As it unwinds The Backyard uncovers the warped psycho-drama behind some of its more colorful subjects. Scar, the self-described "King Of Hurt" was a sickly child who endured surgery after surgery throughout a deeply traumatic childhood while the brothers behind "The Three Stages Of Hell" were viciously abused by their father. In both cases the backyard wrestlers work through formative traumas by managing and controlling pain rather than being destroyed by it. It's as empowering as any phenomenon that regularly features people being set on fire can be.

Alas, that makes the whole enterprise seems much classier and more psychologically astute than it really is. I could claim that The Backyard is a revealing sociological treatise on violence, entertainment and the American mania for celebrity at its lowest ebb but the truth is it's just a fun movie about dumbasses beating the living shit out of each other. In its pitch-black humor and hyper-violent slapstick it's like Jackass by way of American Movie.

It's also a poorly made, spectacularly confused film hobbled by a hilariously clueless narrator who says things like "I found it very interesting when The Retarded Butcher told me his mom was a local schoolteacher". Apparently the director imagined that the Retarded Butcher's mom would be some sort of blood-crazed Retarded Butcheress.

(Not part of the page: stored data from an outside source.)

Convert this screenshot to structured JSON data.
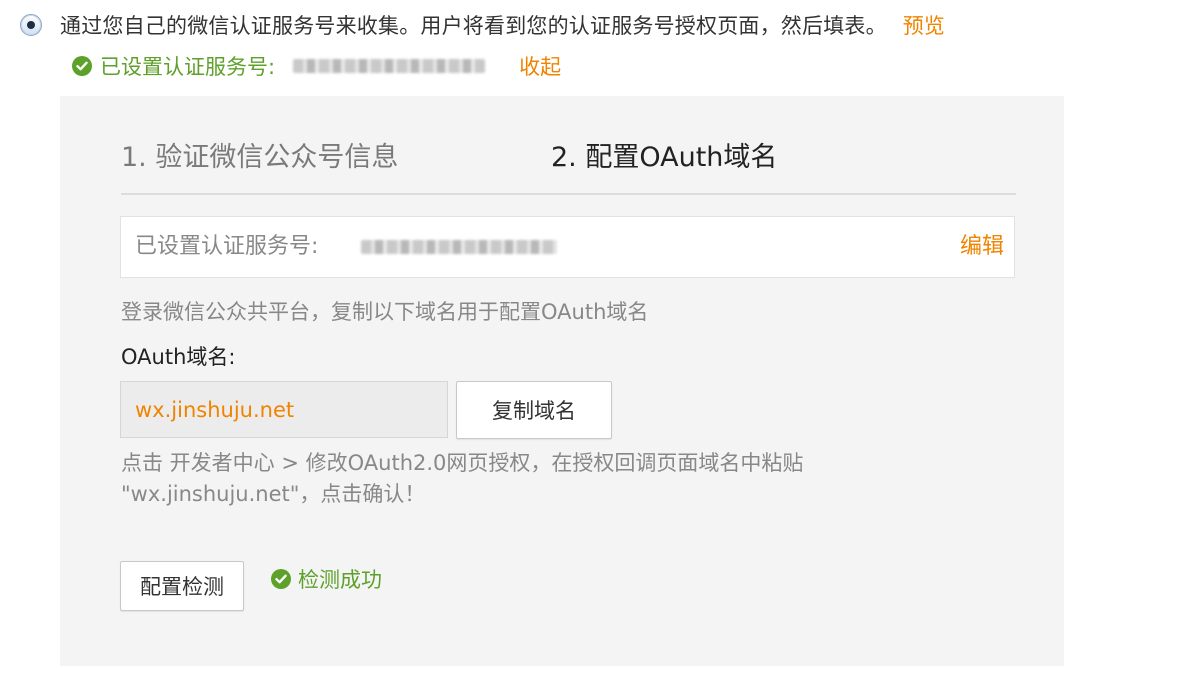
{
  "option": {
    "description": "通过您自己的微信认证服务号来收集。用户将看到您的认证服务号授权页面，然后填表。",
    "preview_label": "预览"
  },
  "status": {
    "set_account_label": "已设置认证服务号:",
    "collapse_label": "收起"
  },
  "steps": [
    {
      "label": "1. 验证微信公众号信息"
    },
    {
      "label": "2. 配置OAuth域名"
    }
  ],
  "account": {
    "label": "已设置认证服务号:",
    "edit_label": "编辑"
  },
  "hint": "登录微信公众共平台，复制以下域名用于配置OAuth域名",
  "domain": {
    "title": "OAuth域名:",
    "value": "wx.jinshuju.net",
    "copy_button": "复制域名"
  },
  "instructions": "点击 开发者中心 > 修改OAuth2.0网页授权，在授权回调页面域名中粘贴 \"wx.jinshuju.net\"，点击确认！",
  "detect": {
    "button_label": "配置检测",
    "result_label": "检测成功"
  },
  "colors": {
    "accent_orange": "#f08300",
    "success_green": "#5da12a",
    "panel_bg": "#f4f4f4"
  }
}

Instead The Retarded Butcher's mom shows up at her son's match with Scar in a nearby park and yells out things like "Check and see if he's O.K, honey!" when The Butcher appears to have seriously injured his opponent (needless to say it's all Acting!) To his credit The Retarded Butcher more or less stays in character and resists the urge to whine "Mommmmmm! You're totally embarrassing me!"

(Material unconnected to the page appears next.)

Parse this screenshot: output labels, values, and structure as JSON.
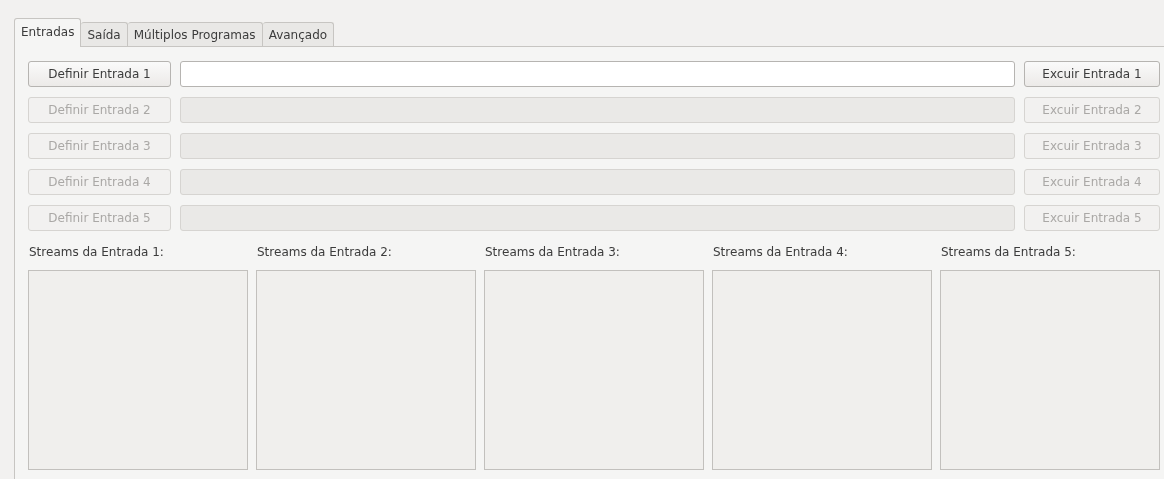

To say that Hough lacks a coherent take on his subject would be a colossal understatement. He ends the film by worrying aloud about the injuries and pain caused by backyard wrestling, then follows up with a kick-ass montage of sweet-ass backyard wrestling moves (shown backwards for extra classiness) set to an obnoxious pro-Backyard Wrestling song. So apparently backyard wrestling is a deplorable practice that results in lots of injuries and destruction but also kicks major ass and totally rules. Got it.

It's possible Hough was so intoxicated by all the kick-ass footage he was shooting that he neglected to give his material a satisfying shape or form. Or it is possible that he immersed himself far too deeply in the sadomasochistic world of backyard wrestling and has been whacked upside the head a few too many times with a barbed wire bat. The Backyard is a sweet little midnight movie in the making. Just don't expect to respect yourself in the morning.

So here's my question for you, dear reader: what do you think of organized religion? Is it the opiate of the masses or the path to eternal salvation? I would like the comments on this blog post to definitively decide the age-old question of whether or not a deity of some sort watches over mankind. I don't think that's asking too much.